Actuellement, les artistes ne sont pas qualifiés par leur genre ou leur ethnicité. Plus de qualifications dans les algorithmes pourrait permettre ce rééquilibrage : sur les plateformes environ 15% des utilisateurs utilisent la découverte de manière ponctuelle.
Il est également question de transparence par rapport à la data. La data est un outil de mesure et donc un outil de contrôle puissant, détenu actuellement par les maisons de disques et les plateformes.
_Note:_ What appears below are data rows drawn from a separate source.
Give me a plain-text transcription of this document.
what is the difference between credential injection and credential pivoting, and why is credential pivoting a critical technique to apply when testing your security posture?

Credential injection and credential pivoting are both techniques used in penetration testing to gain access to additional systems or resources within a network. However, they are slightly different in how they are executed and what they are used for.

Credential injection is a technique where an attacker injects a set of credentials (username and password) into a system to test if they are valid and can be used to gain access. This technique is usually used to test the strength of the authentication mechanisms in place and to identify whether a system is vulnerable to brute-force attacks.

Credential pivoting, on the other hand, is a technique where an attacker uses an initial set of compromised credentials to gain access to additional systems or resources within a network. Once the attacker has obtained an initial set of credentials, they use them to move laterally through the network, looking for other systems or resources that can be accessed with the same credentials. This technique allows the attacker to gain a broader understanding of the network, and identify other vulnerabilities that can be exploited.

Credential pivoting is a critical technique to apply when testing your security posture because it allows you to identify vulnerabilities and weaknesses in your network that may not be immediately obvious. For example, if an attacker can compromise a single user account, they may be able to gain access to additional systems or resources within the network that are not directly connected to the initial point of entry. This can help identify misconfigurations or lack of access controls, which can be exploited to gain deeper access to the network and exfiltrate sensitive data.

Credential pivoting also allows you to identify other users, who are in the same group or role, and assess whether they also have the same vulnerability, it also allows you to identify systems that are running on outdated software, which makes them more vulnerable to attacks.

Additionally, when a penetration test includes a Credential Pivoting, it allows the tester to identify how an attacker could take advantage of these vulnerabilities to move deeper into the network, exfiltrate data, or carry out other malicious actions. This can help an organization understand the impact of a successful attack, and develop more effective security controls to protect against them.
Le manque de transparence des datas pour les artistes les empêche parfois de se sentir “légitimes” à négocier certains contrats.. Détenir la connaissance de la data est aussi essentiel pour les artistes pour leur permettre de juger elle-même de la “pertinence” artistique d’un projet et donc de son potentiel “Business” auprès des pros.
Comme le disait l’artiste November Ultra lors de la conférence au MaMA, avoir accès aux datas “offre une transparence en tant qu’artiste indépendante et permet d’avoir un rapport plus fort avec les pros de cette industrie”.
Tous ces points montrent, que la technologie est donc pour le moment indissociable de l’humain et de son jugement.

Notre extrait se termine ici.